||Eulogy in memory of Leopold Loew (Lipot; 1811–1875), Hungarian rabbi and scholar, the first Reform rabbi in Hungary. Loew, who was born in Czernahora, Moravia, was a descendant of Judah Loew b. Bezalel. In his childhood Loew showed talent in music; he studied in Moravian yeshivot, translated Schiller into Hebrew, and also acquired a knowledge of Italian, French, Latin, and Greek. He was ordained as a rabbi by Solomon Judah Rapoport, Aaron Chorin, and Low Schwab, later marrying Schwab's daughter. In 1840 Loew was elected rabbi of Nagykanizsa.
In 1844 he began to deliver his sermons in Hungarian. A strong advocate of Hungarian Jewish emancipation, he argued that the liberation of the Jews should not be made dependent upon abandonment or reform of their religion; in this he opposed the views of the great Hungarian liberator, Louis Kossuth. In 1846 Loew began serving as rabbi of Papa, where he was severely attacked by the Orthodox, who disapproved of his having studied at the Protestant High School and even produced false witnesses that Loew was not ritually observant. During the Hungarian revolution of 1848–49 he served as a chaplain in the army of the Hungarian revolutionaries, spurring them on with inflammatory speeches. Because of his patriotic stand he was arrested in 1849 and served three months in jail.

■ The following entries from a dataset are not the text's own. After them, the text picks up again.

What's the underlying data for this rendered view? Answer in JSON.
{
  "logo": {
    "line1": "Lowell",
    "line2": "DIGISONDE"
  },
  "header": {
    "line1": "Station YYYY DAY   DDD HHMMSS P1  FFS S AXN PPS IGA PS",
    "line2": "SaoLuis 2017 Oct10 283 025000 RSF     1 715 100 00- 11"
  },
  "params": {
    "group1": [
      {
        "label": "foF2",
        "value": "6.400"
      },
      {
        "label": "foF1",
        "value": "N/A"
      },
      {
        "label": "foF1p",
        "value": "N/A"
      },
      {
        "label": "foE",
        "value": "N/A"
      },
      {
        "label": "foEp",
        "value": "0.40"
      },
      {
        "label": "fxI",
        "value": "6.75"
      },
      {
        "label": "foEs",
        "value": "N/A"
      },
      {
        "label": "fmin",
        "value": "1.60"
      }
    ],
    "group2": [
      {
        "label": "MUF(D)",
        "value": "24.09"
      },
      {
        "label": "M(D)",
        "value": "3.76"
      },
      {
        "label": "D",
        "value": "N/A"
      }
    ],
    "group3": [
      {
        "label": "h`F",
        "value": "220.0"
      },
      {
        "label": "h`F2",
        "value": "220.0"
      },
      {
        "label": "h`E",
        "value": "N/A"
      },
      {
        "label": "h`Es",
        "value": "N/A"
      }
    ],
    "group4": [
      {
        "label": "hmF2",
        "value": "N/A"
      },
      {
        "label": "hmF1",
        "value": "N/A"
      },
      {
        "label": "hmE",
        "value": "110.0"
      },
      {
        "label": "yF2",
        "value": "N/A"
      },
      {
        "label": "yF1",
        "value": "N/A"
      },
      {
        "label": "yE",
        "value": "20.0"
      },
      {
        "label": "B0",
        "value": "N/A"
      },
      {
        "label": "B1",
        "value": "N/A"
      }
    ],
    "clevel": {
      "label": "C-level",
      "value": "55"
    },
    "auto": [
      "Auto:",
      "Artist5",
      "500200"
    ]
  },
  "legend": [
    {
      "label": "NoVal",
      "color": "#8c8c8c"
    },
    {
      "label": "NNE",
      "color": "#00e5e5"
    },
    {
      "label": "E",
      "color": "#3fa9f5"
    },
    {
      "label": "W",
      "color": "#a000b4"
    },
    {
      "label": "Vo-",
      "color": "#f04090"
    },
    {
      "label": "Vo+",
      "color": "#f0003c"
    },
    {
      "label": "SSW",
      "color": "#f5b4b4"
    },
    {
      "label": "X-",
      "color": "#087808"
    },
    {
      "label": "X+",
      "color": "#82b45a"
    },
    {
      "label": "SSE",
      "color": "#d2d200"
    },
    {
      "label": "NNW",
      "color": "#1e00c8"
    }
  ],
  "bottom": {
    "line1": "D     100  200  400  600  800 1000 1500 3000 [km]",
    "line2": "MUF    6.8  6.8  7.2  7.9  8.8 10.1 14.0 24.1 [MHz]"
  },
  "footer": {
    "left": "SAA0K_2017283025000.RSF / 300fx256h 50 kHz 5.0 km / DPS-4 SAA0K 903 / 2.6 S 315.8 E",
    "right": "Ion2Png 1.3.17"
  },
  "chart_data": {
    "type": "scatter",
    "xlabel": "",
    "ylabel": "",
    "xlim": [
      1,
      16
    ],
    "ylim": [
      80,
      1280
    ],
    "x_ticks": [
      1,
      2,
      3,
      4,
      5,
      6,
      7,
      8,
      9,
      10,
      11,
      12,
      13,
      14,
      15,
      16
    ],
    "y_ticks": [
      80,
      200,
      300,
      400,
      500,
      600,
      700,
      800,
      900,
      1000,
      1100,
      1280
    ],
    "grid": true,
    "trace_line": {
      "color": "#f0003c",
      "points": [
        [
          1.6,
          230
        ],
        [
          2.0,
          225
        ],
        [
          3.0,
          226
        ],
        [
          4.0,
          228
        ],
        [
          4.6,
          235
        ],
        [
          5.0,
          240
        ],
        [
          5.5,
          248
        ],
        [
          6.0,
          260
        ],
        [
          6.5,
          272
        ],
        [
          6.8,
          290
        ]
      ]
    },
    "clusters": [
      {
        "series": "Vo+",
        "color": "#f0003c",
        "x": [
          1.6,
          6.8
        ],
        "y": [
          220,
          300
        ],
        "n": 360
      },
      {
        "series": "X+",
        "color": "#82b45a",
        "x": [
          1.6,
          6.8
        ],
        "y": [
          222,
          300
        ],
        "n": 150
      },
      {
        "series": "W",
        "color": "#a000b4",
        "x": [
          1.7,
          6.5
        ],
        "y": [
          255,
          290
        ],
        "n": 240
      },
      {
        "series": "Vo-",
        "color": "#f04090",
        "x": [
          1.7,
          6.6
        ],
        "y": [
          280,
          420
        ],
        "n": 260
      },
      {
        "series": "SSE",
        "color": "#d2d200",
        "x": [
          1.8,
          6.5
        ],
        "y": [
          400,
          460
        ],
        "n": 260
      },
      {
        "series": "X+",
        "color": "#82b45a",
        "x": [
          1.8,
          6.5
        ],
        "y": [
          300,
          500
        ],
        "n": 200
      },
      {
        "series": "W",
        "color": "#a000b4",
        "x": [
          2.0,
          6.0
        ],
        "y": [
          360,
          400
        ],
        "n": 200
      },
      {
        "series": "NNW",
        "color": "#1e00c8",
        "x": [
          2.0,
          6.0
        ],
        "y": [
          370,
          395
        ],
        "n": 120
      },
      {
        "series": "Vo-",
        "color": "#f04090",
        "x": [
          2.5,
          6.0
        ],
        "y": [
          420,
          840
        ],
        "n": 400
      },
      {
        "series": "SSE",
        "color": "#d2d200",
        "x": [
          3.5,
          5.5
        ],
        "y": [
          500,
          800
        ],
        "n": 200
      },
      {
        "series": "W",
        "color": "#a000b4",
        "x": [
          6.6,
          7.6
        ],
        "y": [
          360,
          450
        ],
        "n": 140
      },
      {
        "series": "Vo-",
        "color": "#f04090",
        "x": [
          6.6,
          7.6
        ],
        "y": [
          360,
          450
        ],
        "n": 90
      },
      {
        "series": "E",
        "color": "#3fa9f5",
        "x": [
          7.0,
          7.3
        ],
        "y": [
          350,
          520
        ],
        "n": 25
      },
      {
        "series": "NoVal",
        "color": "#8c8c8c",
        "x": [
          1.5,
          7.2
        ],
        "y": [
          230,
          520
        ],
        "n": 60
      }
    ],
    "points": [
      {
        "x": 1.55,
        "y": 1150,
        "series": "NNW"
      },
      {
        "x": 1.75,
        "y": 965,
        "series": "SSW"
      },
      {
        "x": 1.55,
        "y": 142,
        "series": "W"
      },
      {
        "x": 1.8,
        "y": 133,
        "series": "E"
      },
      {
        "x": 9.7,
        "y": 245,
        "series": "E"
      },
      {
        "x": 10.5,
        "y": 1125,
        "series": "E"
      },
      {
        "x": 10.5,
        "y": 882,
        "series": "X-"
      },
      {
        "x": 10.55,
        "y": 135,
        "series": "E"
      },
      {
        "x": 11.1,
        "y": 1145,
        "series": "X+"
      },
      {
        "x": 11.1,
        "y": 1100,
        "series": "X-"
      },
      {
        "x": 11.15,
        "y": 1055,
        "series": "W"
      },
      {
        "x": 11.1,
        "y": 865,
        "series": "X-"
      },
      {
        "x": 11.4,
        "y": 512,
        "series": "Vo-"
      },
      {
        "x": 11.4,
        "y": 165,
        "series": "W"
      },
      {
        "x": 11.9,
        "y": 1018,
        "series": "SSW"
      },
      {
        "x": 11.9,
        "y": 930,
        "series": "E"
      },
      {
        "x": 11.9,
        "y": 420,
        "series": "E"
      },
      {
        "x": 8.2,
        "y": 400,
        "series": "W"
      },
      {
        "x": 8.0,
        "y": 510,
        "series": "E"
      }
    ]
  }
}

From 1850 until his death Loew served as the rabbi of Szeged. Loew was in favor of Reform but insisted that reforms be instituted within the framework of the rabbinic tradition. His viewpoint made it possible for him to participate in the rabbinical conferences in Breslau in 1845 and Leipzig in 1870. He also wrote a biography of Aaron Chorin, who had approached the cause of Reform in the same spirit. Though he did not participate in the Hungarian Jewish congress of 1868, which had been called to draw up the constitution of Hungarian Jewry and at which Hungarian Jewry was divided into two camps - Reform and Orthodox - he expressed his views on the issues in his Die Juedischen Wirren in Ungarn (1868). The medieval form of the Jewish oath was abolished in Hungary on the basis of a lecture he delivered at the Hungarian Academy of Sciences, A zsid\ eske (1868). He was first to suggest a Hungarian translation of the Bible for Jews, and published the Book of Joel in the translation of I. Bleuer (in Magyar Zsinagoga, 1, 1847). Loew served as the editor of the periodical Ben-Chananja from 1858 to 1867. He was the first to deal with the history of Hungarian Jewry; among his works are "Schicksale und Bestrebungen der Juden in Ungarn" and "Kalender und Jahrbuch fuer Israeliten" both in Jahrbuch des deutschen Elementes in Ungarn (1846/7) and Zur neueren Geschichte der Juden in Ungarn (1874). He contributed such pioneering works in the study of Jewish antiquities and folklore as Ha-Mafte'ah (1855), Beitraege zur juedischen Alterthumskunde, I: Graphische Requisiten und Erzeugnisse bei den Juden (2 vols., 1870 71), and Lebensalter in der juedischen Literatur (1875). His collected writings were edited by his son and successor, Immanuel Loew, under the title Gesammelte Schriften (5 vols. 1889–1900).